Geographic Information:

The Company's operations is majorly confined within India. Accordingly there are no reportable geographical segments.

. Recent pronouncements

On March 24, 2021, the Ministry of Corporate Affairs ("MCA") through a notification, amended Schedule III of the Companies Act, 2013. The amendments revise Division I, II and III of Schedule III and are applicable from April 1, 2021. Key amendments relating to Division II which relate to companies whose financial statements are required to comply with Companies (Indian Accounting Standards) Rules 2015 are:

Balance Sheet:

- Lease liabilities should be separately disclosed under the head 'financial liabilities', duly distinguished as current or non-current.

- Certain additional disclosures in the statement of changes in equity such as changes in equity share capital due to prior period errors and restated balances at the beginning of the current reporting period.

- Specified format for disclosure of shareholding of promoters.

- Specified format for ageing schedule of trade receivables, trade payables, capital work-in-progress and intangible asset under development.

- If a company has not used funds for the specific purpose for which it was borrowed from banks and financial institutions, then disclosure of details of where it has been used.

- Specific disclosure under 'additional regulatory requirement' such as compliance with approved schemes of arrangements, compliance with number of layers of companies, title deeds of immovable property not held in name of company, loans and advances to promoters, directors, key managerial personnel (KMP) and related parties, details of benami property held etc.

Statement of profit and loss:

- Additional disclosures relating to Corporate Social Responsibility (CSR), undisclosed income and crypto or virtual currency specified under the head 'additional information' in the notes forming part of the standalone financial statements.

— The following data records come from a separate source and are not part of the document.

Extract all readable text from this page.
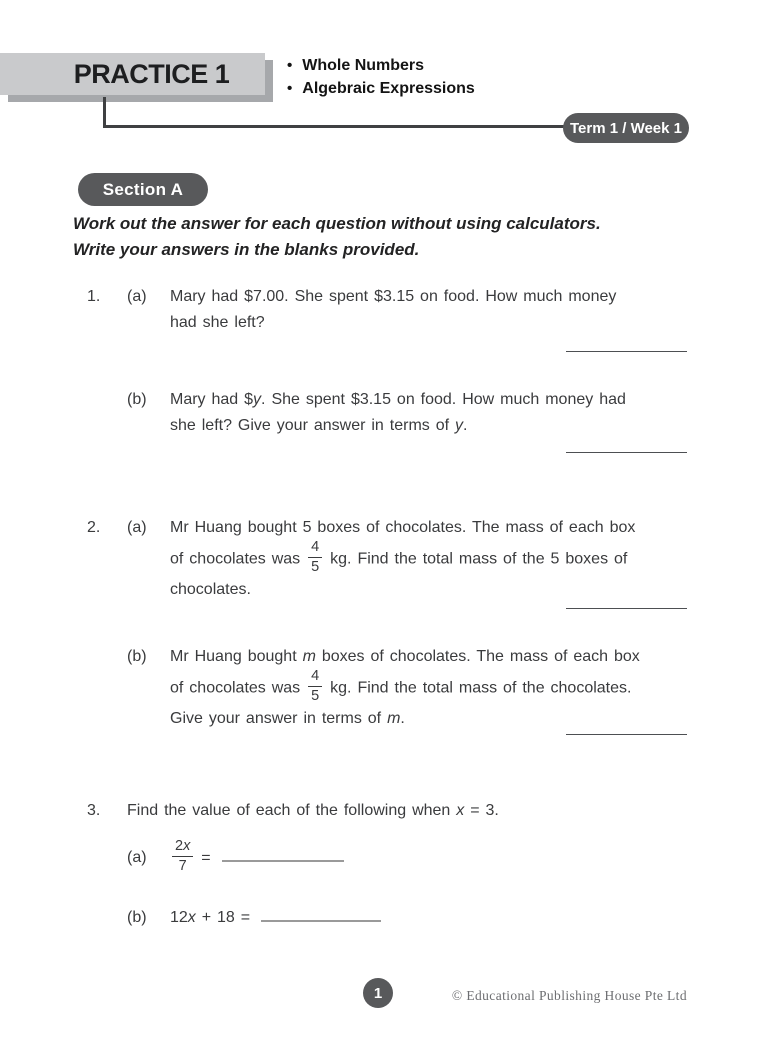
PRACTICE 1	• Whole Numbers
• Algebraic Expressions
Term 1 / Week 1
Section A
Work out the answer for each question without using calculators.
Write your answers in the blanks provided.
1.	(a)	Mary had $7.00. She spent $3.15 on food. How much money
had she left?
(b)	Mary had $y. She spent $3.15 on food. How much money had
she left? Give your answer in terms of y.
2.	(a)	Mr Huang bought 5 boxes of chocolates. The mass of each box
of chocolates was $\frac{4}{5}$ kg. Find the total mass of the 5 boxes of
chocolates.
(b)	Mr Huang bought m boxes of chocolates. The mass of each box
of chocolates was $\frac{4}{5}$ kg. Find the total mass of the chocolates.
Give your answer in terms of m.
3.	Find the value of each of the following when x = 3.
(a)	$\frac{2x}{7}$ =
(b)	12x + 18 =
1	© Educational Publishing House Pte Ltd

The amendments are extensive and the Company will evaluate the same to give effect to them as required by law.

. Impact of COVID-19

India and other global markets experienced significant disruption in operations resulting from uncertainty caused by the worldwide coronavirus pandemic. Management believes that there is not much of an impact likely due to this pandemic on the business of the Company and its subsidiaries, joint ventures and associates except that there exists some uncertainty over impact of COVID-19 on future business performance of its coal mining companies which form part of Mundra CGU (comprising of investment in companies owning Mundra power plant, coal mines and related infrastructure). Based on sensitivity analysis, management believes that the said uncertainty is not likely to impact the recoverability of Mundra CGU. As the situation is still continuously evolving, the eventual impact may be different from the estimates made as of the date of approval of these Financial Statements.

. The Code on Social Security, 2020

The Code on Social Security 2020 ('Code') has been notified in the Official Gazette on 29th September, 2020.The Code is not yet effective and related rules are yet to be notified. Impact if any of the change will be assessed and recognized in the period in which said Code becomes effective and the rules framed thereunder are notified.

. Significant Events after the Reporting Period

There were no significant adjusting events that occurred subsequent to the reporting period other than the events disclosed in the relevant notes.